This thread is due to experience in this site, leading to my thread where I will post any offending profiles and evidence.
https://itch.io/t/700501/malware-accounts-to-be-removed
1) These packages were obvious malware even before inspection, due to several reasons.
Age of games, size of distro, text saying these big name demos are exclusive to itch, and the nature of the shiny tempting bait.
Lets just say, everything about it made my spidey-sense hit me round the head with giant alarms, whistles, gongs and klaxons.
2) Using VT corroborates the suspicion due to the exceptionally heavy weight of evidence against the packages.
VT definitions can be at most 1 month out of date. This is where it actually fails.
Often malware writers will release their new code the day after VT update so they have a longer window of operation.
When you see a file get between 1 to 3, maybe 5 hits, depending on the AV brands you can often discount it as a false-positive.
When you see over 40 AV (including the most trusted 5) all agree something is malware, you'd have to be a fool to decide they are wrong, unless you either wrote the offending code, or are yourself a top rate security and crypto coder.
3) OPSWAT Metadefender is a client which uses either the online AV engines or a locally installed core on the network.

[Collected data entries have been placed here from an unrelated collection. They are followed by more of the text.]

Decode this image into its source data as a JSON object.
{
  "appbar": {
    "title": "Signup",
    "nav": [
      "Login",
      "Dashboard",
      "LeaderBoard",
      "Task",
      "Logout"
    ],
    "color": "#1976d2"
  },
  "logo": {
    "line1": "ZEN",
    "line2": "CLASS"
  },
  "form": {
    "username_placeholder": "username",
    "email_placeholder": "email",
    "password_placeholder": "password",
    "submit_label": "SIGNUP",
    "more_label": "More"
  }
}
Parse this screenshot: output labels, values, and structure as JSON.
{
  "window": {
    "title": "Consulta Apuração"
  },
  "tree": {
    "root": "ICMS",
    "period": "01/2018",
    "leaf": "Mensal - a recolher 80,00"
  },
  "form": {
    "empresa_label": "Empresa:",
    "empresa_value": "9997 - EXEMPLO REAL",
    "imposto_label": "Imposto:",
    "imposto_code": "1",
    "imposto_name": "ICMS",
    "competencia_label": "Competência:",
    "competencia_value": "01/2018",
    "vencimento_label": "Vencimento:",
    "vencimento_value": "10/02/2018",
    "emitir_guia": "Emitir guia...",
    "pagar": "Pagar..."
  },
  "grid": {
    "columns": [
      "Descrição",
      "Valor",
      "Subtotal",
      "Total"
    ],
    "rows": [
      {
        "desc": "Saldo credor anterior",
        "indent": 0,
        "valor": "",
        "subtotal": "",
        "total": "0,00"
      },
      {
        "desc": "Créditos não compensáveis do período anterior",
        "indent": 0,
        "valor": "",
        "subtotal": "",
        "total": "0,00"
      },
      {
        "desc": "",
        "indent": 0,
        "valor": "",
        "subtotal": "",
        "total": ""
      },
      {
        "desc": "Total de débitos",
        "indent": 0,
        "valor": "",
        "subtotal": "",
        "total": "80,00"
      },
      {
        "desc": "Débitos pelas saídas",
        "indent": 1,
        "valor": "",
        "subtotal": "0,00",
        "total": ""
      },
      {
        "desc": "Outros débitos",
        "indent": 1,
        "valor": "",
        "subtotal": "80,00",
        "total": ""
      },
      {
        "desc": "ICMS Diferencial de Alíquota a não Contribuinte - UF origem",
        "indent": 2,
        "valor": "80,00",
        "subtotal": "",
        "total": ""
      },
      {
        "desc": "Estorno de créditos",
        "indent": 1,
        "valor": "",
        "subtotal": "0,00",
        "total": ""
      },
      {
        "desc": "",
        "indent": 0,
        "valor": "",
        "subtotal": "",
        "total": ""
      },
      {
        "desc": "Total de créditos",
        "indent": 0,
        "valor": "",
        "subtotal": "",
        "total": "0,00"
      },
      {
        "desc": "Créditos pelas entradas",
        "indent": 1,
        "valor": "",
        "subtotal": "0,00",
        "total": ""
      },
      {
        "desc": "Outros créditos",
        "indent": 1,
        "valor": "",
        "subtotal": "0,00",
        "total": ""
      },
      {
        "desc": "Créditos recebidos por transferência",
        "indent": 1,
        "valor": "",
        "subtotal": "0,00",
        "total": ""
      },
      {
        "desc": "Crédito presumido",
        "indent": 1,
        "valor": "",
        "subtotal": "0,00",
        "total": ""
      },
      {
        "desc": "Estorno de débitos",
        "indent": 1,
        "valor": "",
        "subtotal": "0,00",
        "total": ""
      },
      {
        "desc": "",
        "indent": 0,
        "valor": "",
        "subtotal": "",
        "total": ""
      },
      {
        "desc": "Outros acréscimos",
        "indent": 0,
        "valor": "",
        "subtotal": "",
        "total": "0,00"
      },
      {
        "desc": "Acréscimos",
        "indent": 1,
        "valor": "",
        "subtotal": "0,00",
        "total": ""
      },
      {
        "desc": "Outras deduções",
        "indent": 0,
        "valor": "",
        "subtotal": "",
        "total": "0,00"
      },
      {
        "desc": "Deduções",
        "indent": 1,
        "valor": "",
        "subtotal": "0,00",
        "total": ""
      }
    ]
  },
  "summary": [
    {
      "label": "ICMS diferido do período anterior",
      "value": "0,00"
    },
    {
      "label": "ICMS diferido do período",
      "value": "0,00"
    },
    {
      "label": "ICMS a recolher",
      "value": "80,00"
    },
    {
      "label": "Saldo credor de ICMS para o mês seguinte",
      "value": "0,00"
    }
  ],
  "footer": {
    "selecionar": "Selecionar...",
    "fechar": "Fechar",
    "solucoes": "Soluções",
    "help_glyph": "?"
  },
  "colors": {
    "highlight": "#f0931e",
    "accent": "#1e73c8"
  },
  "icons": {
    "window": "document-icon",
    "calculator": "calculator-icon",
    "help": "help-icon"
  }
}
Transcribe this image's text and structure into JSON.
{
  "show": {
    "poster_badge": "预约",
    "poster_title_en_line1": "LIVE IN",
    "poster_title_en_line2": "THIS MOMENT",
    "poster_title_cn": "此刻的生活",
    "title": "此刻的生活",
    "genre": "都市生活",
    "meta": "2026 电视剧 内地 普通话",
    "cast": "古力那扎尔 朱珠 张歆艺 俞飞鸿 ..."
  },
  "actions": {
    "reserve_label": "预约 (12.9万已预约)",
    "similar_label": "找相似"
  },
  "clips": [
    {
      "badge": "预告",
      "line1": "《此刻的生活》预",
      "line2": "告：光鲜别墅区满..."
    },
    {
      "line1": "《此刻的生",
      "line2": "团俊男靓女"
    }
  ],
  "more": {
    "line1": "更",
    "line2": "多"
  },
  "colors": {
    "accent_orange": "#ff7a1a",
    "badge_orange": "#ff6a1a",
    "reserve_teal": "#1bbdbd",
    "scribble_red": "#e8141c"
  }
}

It uses multiple AV engines though not as many as VirusTotal, however it does use all the regular top 5 contenders for detection, inc. Avira, Bitdefender, Kasperky, and more.
4) Both use a remote sandbox for running executable samples and will see what they actually try to do. This often triggers more warnings that the sample may be malicious.
It is also useful way for devs to work out why their software is being detected as a false-positive.
I can probably undelete the samples and let you have them if you are so sure they are fine.